Идем в баню. Дед ложится на полок париться, мы с Федькой устраиваемся на лавке. На полке так жарко, что когда я поднимаюсь в уровень с ним, мне кажется, что у меня начинают трещать волосы. Но деду прохладно. Нахлестывая себя веником, он то и дело кричит:

— Вздани! Вздани!

Мы плещем на каменку. Пар дикой волной кидается в потолок, потом, сердито клубясь, спускается до пола, но тут ему неуютно, и опять лезет кверху. Его там набилось столько, что мы еле видим деда.

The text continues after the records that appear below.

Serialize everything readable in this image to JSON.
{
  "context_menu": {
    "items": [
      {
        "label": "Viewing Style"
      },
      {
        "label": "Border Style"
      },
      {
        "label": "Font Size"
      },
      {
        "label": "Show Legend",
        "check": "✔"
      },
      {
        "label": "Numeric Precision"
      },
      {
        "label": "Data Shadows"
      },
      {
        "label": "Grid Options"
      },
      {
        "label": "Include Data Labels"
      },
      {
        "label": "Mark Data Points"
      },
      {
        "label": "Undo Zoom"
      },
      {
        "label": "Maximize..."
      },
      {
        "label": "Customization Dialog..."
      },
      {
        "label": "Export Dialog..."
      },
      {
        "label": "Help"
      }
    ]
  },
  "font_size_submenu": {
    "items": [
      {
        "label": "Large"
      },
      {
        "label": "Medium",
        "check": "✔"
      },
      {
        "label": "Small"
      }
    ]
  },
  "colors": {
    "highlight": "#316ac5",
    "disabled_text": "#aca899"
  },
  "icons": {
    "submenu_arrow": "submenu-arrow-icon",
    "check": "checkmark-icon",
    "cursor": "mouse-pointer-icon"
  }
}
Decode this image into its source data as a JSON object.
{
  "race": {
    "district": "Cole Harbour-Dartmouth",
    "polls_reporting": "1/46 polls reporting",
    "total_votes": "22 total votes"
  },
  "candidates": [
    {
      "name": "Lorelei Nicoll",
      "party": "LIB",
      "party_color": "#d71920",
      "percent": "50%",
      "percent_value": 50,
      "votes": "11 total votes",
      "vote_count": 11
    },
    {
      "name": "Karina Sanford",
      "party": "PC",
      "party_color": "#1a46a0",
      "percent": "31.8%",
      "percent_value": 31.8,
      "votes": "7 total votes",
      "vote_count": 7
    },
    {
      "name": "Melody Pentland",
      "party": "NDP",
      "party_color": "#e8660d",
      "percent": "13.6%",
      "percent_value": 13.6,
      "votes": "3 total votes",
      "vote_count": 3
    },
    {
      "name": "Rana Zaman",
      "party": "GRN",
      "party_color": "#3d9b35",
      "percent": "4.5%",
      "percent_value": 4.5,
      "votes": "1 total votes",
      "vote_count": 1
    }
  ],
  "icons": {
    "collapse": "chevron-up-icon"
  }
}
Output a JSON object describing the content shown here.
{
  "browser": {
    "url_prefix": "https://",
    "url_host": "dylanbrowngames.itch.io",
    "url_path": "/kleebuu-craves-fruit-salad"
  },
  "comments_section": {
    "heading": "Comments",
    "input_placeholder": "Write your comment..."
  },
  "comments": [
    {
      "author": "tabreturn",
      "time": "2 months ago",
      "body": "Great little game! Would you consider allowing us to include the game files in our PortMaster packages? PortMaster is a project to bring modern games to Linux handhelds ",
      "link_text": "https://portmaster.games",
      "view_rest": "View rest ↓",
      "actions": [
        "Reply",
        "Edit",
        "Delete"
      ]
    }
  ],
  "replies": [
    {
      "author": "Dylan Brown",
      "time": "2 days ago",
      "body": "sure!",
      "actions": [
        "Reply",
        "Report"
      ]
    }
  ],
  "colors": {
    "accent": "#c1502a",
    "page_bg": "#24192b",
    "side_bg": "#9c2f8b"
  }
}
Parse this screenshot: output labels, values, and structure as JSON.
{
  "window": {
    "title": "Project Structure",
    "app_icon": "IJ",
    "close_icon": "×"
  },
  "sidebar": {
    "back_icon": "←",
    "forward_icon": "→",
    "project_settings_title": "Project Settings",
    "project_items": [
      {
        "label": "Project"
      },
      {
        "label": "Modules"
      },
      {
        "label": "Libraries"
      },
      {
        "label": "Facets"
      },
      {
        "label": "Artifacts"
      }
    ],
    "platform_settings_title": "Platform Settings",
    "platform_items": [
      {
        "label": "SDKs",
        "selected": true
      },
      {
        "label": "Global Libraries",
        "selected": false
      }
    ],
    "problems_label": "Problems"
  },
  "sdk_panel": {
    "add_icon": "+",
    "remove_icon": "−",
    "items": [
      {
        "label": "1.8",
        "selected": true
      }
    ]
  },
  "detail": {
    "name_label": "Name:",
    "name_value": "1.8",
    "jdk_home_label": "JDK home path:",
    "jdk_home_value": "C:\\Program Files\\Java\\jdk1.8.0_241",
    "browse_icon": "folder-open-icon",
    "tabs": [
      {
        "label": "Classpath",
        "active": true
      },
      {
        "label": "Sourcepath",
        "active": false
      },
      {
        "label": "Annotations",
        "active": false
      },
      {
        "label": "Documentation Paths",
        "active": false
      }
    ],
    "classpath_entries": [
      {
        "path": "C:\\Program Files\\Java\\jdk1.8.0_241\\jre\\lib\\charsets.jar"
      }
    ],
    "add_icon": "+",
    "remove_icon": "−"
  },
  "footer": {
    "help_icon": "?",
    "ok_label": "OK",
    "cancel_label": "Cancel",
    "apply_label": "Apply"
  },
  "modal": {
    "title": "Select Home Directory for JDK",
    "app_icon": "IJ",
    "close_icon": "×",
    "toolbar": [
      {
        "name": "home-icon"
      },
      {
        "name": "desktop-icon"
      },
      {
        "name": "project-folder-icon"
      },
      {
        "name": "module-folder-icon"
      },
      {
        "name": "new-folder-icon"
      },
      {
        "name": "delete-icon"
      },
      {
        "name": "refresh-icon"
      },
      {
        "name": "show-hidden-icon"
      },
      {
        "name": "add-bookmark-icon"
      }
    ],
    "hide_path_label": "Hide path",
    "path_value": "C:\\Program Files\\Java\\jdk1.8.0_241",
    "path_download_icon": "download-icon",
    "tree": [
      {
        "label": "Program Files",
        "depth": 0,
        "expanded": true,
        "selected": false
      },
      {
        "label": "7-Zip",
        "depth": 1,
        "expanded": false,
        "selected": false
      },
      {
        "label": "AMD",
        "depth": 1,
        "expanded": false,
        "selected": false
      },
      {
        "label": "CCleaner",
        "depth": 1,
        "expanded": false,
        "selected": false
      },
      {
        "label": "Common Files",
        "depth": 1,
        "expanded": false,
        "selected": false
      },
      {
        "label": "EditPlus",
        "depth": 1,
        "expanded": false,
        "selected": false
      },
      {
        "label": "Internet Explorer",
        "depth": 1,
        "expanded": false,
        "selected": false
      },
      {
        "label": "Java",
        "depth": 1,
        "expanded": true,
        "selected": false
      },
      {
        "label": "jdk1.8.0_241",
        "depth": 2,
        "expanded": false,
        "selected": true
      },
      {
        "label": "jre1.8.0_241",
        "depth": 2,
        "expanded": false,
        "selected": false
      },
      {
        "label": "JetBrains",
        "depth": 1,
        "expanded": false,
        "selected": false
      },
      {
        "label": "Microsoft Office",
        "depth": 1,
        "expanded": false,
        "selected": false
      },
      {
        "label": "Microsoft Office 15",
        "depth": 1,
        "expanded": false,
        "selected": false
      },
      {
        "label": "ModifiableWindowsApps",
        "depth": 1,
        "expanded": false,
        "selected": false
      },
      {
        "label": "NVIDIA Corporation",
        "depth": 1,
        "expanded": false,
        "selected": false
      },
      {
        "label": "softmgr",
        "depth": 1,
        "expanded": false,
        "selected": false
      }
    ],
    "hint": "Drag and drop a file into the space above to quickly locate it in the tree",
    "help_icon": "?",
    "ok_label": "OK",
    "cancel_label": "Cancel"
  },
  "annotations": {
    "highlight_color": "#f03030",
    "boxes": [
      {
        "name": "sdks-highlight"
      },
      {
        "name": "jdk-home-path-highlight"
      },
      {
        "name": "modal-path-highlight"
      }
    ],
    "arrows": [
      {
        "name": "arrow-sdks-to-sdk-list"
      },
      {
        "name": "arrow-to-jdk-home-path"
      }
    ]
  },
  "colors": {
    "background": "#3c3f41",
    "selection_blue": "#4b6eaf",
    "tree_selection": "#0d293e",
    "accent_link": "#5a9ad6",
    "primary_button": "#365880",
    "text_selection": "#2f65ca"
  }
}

— Вздани! Кипяточком! — кричит дед, потом вдруг соскакивает с полка, мы думаем, что ему невтерпеж, а дед надевает рукавички — специально выпросил их у Марковны — и снова на полок.

Что делается на полкe, уже не видно. Мы только слышим звук веника — хлесь, хлесь — вскрики деда: «Ай-ай-ай!»

При каждом «хлесь» нас обдает волна жара. У нас такое чувство, что вот-вот от жара лопнут глаза, и мы начинаем отступать: с лавки пересаживаемся на пол, затем ложимся, затем переползаем к порогу, наконец приоткрываем дверь и, как рыбы зимой у проруби, жадно ловим свежий воздух.